The words of a survivor of the brutal attack on the Bataclan concert hall in Paris describe the horror in nausea-inducing detail. “It looked like an abattoir. I was wading through blood. It was a centimeter deep in places. I had to clamber over dead bodies to get out,” Michael O’Connor told the BBC.
That image of a concert venue turned slaughterhouse on Friday, Nov. 13, in the storied capital of France, captures the random carnage that was the primary objective of the terrorists. It could only have been terrorism—the concept of asymmetrical warfare is only analytical, the framework of an anti-Western backlash mostly rhetorical. Above all, the declaration of an Islamic holy struggle is a perversion of religion.

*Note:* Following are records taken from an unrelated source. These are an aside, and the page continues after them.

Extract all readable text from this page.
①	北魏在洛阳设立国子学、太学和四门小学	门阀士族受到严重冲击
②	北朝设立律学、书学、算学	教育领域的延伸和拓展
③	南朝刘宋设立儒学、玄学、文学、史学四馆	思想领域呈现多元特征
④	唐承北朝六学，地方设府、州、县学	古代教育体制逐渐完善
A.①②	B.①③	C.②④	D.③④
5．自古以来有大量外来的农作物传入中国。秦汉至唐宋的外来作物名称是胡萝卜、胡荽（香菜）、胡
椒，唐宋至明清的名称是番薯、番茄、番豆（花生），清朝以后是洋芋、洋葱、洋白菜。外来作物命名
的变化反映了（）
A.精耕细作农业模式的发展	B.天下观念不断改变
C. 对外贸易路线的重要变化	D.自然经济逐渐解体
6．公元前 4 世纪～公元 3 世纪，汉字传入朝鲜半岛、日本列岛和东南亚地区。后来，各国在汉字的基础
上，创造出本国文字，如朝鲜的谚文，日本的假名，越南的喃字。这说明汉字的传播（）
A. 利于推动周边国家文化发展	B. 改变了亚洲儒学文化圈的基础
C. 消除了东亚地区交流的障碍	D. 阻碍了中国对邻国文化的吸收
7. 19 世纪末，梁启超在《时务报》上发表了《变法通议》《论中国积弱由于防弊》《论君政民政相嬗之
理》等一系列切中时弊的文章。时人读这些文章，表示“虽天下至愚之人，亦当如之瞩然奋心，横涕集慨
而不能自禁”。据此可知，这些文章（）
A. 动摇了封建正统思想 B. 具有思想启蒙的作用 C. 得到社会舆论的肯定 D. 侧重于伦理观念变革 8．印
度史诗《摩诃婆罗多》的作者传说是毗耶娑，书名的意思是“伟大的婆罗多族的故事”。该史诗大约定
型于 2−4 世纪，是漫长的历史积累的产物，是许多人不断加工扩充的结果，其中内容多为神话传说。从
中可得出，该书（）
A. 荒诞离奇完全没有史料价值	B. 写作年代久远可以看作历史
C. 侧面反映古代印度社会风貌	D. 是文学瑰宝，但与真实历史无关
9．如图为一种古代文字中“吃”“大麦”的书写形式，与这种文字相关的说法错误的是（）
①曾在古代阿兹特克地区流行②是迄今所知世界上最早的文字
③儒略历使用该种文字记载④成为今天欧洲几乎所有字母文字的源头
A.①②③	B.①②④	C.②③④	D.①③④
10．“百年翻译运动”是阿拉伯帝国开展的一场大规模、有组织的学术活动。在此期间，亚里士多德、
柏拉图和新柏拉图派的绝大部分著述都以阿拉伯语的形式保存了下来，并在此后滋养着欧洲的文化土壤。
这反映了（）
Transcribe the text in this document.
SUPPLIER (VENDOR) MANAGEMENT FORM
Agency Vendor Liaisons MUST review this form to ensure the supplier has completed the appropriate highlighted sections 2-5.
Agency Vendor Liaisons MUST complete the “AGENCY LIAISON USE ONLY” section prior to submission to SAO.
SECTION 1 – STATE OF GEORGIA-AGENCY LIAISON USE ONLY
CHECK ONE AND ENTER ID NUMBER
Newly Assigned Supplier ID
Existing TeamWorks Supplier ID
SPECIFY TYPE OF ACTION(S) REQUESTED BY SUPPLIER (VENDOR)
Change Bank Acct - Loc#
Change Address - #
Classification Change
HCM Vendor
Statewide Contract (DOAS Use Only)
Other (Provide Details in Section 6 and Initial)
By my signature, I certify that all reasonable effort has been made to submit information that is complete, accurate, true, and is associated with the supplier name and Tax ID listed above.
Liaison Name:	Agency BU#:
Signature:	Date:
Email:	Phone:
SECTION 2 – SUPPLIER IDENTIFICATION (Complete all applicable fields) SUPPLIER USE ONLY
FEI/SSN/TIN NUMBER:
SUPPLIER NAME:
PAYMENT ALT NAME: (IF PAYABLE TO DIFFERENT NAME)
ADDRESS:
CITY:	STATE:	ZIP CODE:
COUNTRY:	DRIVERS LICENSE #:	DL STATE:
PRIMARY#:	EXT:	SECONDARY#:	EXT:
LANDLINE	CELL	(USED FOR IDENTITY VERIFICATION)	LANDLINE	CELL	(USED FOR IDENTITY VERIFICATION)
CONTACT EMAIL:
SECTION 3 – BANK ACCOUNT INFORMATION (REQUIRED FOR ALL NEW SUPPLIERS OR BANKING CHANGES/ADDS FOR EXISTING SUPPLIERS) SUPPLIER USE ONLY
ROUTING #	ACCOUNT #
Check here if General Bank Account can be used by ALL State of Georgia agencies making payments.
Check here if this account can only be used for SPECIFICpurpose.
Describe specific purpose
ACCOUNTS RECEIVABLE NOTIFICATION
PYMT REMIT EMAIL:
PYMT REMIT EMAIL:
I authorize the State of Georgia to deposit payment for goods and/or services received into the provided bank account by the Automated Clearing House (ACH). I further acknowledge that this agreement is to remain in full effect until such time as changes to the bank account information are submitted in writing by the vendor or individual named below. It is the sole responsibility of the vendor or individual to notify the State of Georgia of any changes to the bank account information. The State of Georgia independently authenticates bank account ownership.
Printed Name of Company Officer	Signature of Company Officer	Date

What the terrorists did last Friday was to kill innocent people precisely for their innocence: a passerby who just happened to be outside the stadium where a football game was being played, diners who just happened to choose a Cambodian restaurant or a pizzeria, revellers who just happened to meet for drinks at the bar, concert-goers who just happened to buy tickets to a sold-out gig. What did they have in common? Nothing, but their innocence.
The Islamic State has claimed the acts of terror as its own. But whatever the IS is, it is neither Islamic nor a state. The most authoritative voices in Islam have condemned its tactics, precisely as a repudiation of the religion it purports to serve. Indeed, the IS has claimed many more victims from Islam than from any other creed. There is nothing Islamic, then, in last Friday’s savagery.
The coordinated attacks, apparently conducted by three teams of terrorists, were aimed not at military targets or even at a particular nationality, but at ordinary people, doing ordinary things, on an ordinary evening. That is why the lists of the dead and the wounded include victims from many nations, people of different races, adherents of different faiths (yes, including Islam).
The randomness of the carnage was part of the plan.
There was apparently one team of attackers who rode a black-colored car called a Seat, and cruised for victims in two city districts: They fired on a bar called Le Carillon and a restaurant called Little Cambodia (where 15 victims died); then about seven minutes later, attacked Cafe Bonne Biere and the La Casa Nostra pizzeria (where five people died); then about four minutes after that, sprayed the bar La Belle Equipe (where 19 died).
A second team of three terrorists claimed the biggest number of victims, when they barged into the packed Bataclan concert hall (maximum capacity: 1,500) and killed 89 mostly young concert-goers. At least 99 others needed to be brought to hospital.
The third team, which was the first to strike, could have done the most damage. Three terrorists wearing identical explosive vests tried to enter the Stade de France, where France was hosting a friendly with Germany. An alert security guard (a Muslim, as it happens) prevented the first terrorist from entering; the man then stepped back and detonated the explosives, killing himself and a passerby. The two other suicide bombers also killed themselves outside the stadium.
If they had not been stopped by routine security checks, the impact could have been catastrophic.
But all told, the acts of criminal terror claimed the lives of 129 innocents and injured over 300; it was the worst surge of violence in the city since the end of World War II. It shocked Paris and stunned the rest of the world—not because the victims were richer or more “white” (as one meme had it) or were non-Muslim (all false), but because Paris is one of the most familiar places on earth. For several years running, measured according to international tourist arrivals, France has been the most visited country in the world. And for even longer, Paris has been among the Top 5 most visited cities on the planet.
For the same reason that Hollywood disaster movies almost always show asteroids or aliens destroying New York City or Tokyo or London or, yes, Paris, the IS terrorists knew that attacking a city filled with iconic landmarks instantly recognizable to billions of people was good tactics. What they did not know is that it was also, in the long run, a losing strategy. Their savagery may attract a few recruits, but it also mobilized millions of Parisians, around the world.